Prescribing: The future of hospital pharmacy
The HPAI Annual Educational Conference featured a keynote speech by Dr Briegeen Girvin, Senior Lecturer and Independent Prescribing Lead at the School of Pharmacy, Queen’s University Belfast, who spoke about the experience of pharmacist prescribing in the North.
Dr Girvin provided a background to the development of prescribing in the UK, including for non-medical prescribers, and the potential barriers, as well as the Royal Pharmaceutical Society’s prescribing competency framework. She described the concept of ‘Independent prescribing’ as “prescribing by a practitioner, for example, by a doctor, dentist, nurse, pharmacist, optometrist [and others] who is responsible and accountable for the assessment of patients with undiagnosed conditions, and for decisions about the clinical management required, including prescribing.
“I guess the big thing really is that you are an autonomous person deciding what to prescribe for that patient in front of you, and you don’t need to go and ask the doctor if that’s alright, But you are also making sure that all the necessary follow-up is happening for that patient, for example any monitoring that might be required.”
Different professional groups have different prescribing powers, she explained, including the nurse and pharmacist independent prescribers (IPs):
“We are basically able to prescribe any medicine at all for any medical condition,” she explained. “The caveat is that it is within your competence.
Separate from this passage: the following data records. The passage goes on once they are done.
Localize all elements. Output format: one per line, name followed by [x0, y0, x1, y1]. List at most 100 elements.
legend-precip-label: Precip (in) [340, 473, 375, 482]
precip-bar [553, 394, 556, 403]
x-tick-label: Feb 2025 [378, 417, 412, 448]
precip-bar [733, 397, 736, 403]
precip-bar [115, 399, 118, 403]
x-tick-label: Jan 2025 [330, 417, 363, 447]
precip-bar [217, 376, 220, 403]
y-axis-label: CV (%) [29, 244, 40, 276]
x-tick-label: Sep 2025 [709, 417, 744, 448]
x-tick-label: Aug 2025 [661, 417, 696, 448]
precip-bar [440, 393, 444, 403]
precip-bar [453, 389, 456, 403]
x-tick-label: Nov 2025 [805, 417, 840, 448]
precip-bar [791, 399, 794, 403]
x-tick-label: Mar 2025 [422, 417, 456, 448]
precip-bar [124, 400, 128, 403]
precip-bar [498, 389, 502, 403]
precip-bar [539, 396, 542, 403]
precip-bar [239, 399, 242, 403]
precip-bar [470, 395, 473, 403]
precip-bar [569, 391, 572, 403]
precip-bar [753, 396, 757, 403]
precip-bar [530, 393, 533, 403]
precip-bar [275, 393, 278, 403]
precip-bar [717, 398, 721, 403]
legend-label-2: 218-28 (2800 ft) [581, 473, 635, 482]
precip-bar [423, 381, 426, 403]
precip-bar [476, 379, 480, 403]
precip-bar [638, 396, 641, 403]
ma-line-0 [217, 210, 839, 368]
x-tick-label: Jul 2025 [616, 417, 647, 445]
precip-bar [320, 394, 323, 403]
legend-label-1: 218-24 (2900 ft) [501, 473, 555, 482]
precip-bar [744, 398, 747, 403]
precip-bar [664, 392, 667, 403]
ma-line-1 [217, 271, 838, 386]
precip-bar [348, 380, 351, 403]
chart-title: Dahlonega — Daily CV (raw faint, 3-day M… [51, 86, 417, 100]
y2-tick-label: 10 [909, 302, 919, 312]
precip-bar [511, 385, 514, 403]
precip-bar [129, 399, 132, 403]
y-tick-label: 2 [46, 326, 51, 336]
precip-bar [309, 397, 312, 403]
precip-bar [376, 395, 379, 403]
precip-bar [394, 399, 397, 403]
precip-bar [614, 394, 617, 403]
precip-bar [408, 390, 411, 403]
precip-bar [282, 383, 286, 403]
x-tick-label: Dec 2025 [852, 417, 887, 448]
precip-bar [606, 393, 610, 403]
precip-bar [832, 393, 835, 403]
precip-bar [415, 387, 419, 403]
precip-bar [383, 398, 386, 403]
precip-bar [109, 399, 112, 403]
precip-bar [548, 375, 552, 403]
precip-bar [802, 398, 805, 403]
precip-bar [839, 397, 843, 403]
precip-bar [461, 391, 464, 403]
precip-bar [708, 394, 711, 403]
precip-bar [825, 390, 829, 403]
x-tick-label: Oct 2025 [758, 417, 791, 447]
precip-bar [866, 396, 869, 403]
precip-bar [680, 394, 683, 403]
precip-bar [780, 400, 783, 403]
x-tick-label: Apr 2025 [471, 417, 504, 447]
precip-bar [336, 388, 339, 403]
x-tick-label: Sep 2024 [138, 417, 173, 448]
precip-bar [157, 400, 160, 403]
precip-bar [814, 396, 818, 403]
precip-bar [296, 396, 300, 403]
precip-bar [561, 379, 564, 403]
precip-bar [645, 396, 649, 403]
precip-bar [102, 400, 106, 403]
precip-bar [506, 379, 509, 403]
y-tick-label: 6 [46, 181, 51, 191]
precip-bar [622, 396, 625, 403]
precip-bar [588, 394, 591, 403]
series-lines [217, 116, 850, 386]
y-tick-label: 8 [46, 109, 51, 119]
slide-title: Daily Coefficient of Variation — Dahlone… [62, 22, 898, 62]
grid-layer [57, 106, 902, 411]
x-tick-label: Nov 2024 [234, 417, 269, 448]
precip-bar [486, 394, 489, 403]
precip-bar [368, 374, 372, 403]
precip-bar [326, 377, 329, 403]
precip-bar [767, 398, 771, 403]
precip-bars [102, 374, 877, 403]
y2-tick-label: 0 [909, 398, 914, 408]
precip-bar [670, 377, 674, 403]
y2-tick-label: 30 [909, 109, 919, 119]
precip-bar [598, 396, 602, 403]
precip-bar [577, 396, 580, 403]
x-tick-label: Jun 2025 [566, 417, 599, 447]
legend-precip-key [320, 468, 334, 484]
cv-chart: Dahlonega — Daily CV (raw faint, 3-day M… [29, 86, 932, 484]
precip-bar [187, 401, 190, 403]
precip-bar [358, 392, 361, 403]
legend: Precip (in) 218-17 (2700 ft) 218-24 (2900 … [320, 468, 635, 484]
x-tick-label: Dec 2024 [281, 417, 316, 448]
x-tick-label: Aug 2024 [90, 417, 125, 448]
But as pharmacists, we are really good at getting up to speed and being competent before we do take on anything. From research and looking at the rest of the world, I think we are the only area that has this level of autonomy to prescribe,”
“In other places, like Canada or Australia, it seems to be that you are restricted by the formulary, and that formulary may actually change within jurisdictions in different parts of the country.”
Dr Girvin referenced a study undertaken in a Hospital Trust in Leeds, which showed that the prescribing error rate for medics in a hospital was 9.8 per cent, and for pharmacist IPs, that rate was 0.7 per cent. “We have to accept that we will still make mistakes, but that is a massive and statistically significant reduction in errors,” said Dr Girvin (Turner 2021).
The advantages of being IPs for the practitioner include job satisfaction, improved confidence, better use of skills and knowledge, enhanced relationships with colleagues, and a greater recognition of the pharmacist’s role and expertise. Benefits for the organisation include shifting capacity and workload, freeing-up time for more acute/complex cases, reduced error rates, cost-effectiveness and cost-saving benefits, and the potential to enhance physicians’ knowledge of medicines.
This all feeds into the ultimate benefits for the partient, which include improved access to care, more choice and convenience, better quality of care, better control and management of conditions, improved satisfaction, and better continuity of care.
“We all know that we are really well placed to be prescribers, as we are the experts in medicines,” Dr Girvin concluded. “Some of the things we have to think about are legislative changes, medical mentorship, access to clinical systems, the extra training that will be required, and embedding into the undergraduate curriculum. It will require lots of investment and funding, and perhaps working with stakeholders and changing the culture.
“But overall, it’s a really welcome opportunity and I have really enjoyed it in the clinic, and it’s definitely the favourite thing I have done in my career so far.”
Presentation available for members on the Education Forum
Turner E, Kennedy MC, Barrowcliffe A. An investigation into prescribing errors made by independent pharmacist prescribers and medical prescribers at a large acute NHS hospital trust: a cross-sectional study. Eur J Hosp Pharm. 2021 May;28(3):149–53. doi: 10.1136/ejhpharm-2019-002074. Epub 2020 Mar 11. PMCID: PMC8077630.